One of those principles on which the United States is based, a self-evident truth in Jefferson's eyes, is that "All men are created equal." But what did "equal" -- or for that matter "all men" -- mean to an elitist Virginia planter and slaveowner? Judging by Congressional agreements to treat slaves as "three-fifths" of a person when determining populations for representation, those men must have been White.

Alexis de Tocqueville, on his visit in the 1830s, described the United States and its inhabitants as "Anglo-Americans", but this category came to include all European immigrants, first the also-Protestant Germans but later the more "problematic" ethnic groups as well, the Italians and Irish and even the Jews. Like the framing of the Declaration itself, "who is White" was ruled by a politics of consolidation, a national agreement.

The Invention of the White Race, a two-volume work by Theodore W. Allen (Racial Oppression and Social Control (Vol 1) and The Origin of Racial Oppression in Anglo-America (Vol 2) ) seeks to describe the origins of this peculiar concept, tracing the incorporation of a variety of European groups into a monolithic "White" race in the United States. Inviting Catholics in particular into this racial construct set the stage for America's central social opposition of white against black -- simultaneously articulating the division itself and coopting its potentially most threatening opponents: Irish Americans.

This argument is echoed in the work of Noel Ignatiev, who, like Allen, is a scholar with a labor background, in his How the Irish Became White, which concentrates on the Philadelphia Irish community. Andrew Hacker's Two Nations: Black and White, Separate, Hostile, Unequal brings this argument into the present, discussing the implications of a democracy based on racial assumptions for family life, income, employment, education, politics, and crime.

On History and Mythmaking:

Howard Zinn

Kenneth Davis

James W. Loewen

Herbert R. Kohl

Richard Shenkman

Numerous books, from Howard Zinn's A People's History of the United States: 1492-Present to Kenneth Davis's Don't Know Much About History: Everything You Need to Know About American History but Never Learned, are happy to spell out what the history books get wrong. These books work both to correct misinformation from history classes and to reframe the focus of American history in order to incorporate more segments of our multicultural society.

James W. Loewen's Lies My Teacher Told Me: Everything Your American History Textbook Got Wrong also gives prominence to a discussion of why history is written this way, tackling the broad gap between competent, sophisticated history -- clearly widely available in the United States, at least at the college level -- and the poor scholarship evident in textbooks for the K-12 set.

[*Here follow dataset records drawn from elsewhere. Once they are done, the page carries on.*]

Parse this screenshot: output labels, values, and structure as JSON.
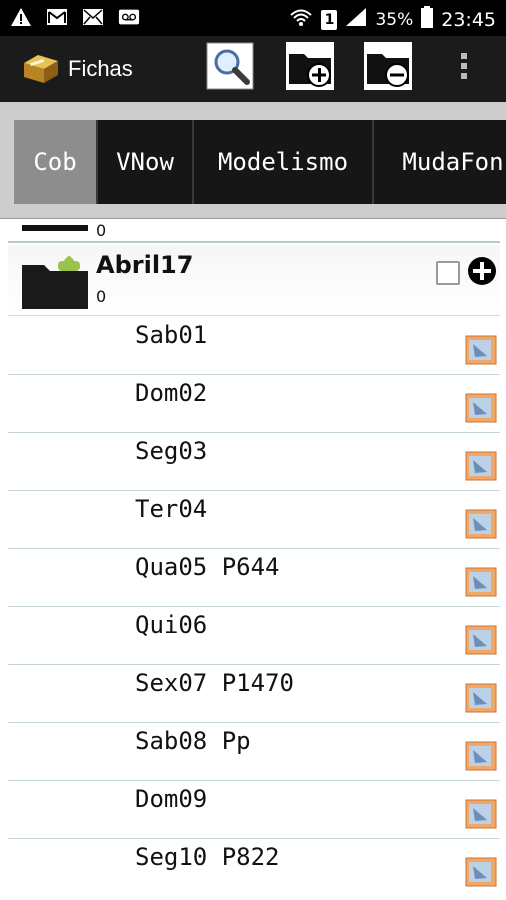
{
  "status_bar": {
    "icons": [
      "warning-icon",
      "gmail-icon",
      "mail-icon",
      "voicemail-icon"
    ],
    "wifi_icon": "wifi-icon",
    "sim_badge": "1",
    "signal_icon": "signal-icon",
    "battery": "35%",
    "time": "23:45"
  },
  "action_bar": {
    "title": "Fichas",
    "icons": [
      "search-icon",
      "folder-add-icon",
      "folder-remove-icon",
      "overflow-menu-icon"
    ]
  },
  "tabs": [
    {
      "label": "Cob",
      "selected": true
    },
    {
      "label": "VNow",
      "selected": false
    },
    {
      "label": "Modelismo",
      "selected": false
    },
    {
      "label": "MudaFon",
      "selected": false
    }
  ],
  "folder": {
    "previous_count": "0",
    "name": "Abril17",
    "count": "0"
  },
  "items": [
    {
      "label": "Sab01"
    },
    {
      "label": "Dom02"
    },
    {
      "label": "Seg03"
    },
    {
      "label": "Ter04"
    },
    {
      "label": "Qua05 P644"
    },
    {
      "label": "Qui06"
    },
    {
      "label": "Sex07 P1470"
    },
    {
      "label": "Sab08 Pp"
    },
    {
      "label": "Dom09"
    },
    {
      "label": "Seg10 P822"
    }
  ],
  "colors": {
    "action_bar": "#1b1b1b",
    "tab_selected": "#8d8d8d",
    "tab": "#161616",
    "note_icon": "#f2a766",
    "divider": "#c7d6d8"
  }
}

Herbert R. Kohl's Should We Burn Babar? Essays on Children's Literature and the Power of Stories includes essays treating themes such as the purpose of education in the United States, the value (or danger) of Barbie, and quality of scholarship in children's books. Kohl even proposes a Rosa Parks test (very few historians pass it, in school textbooks or elsewhere) and proposes a new imagery for history that emphasizes teamwork -- which brings us back to labor history.

It also brings us to storytelling for an educational purpose. It certainly feels dishonest to use apocryphal stories with historical characters for this end, but of course American educational materials do this regularly with myths about figures such as Thomas Jefferson and ideas such as equality. Still, these myths serve a purpose in articulating ideals, and some of our myths were created deliberately in the course of the American Revolution and subsequent celebrations of it. As Richard Shenkman argues in "I Love Paul Revere, Whether He Rode or Not", the danger lies not in perpetuating myths but in failing to recognize them for what they are.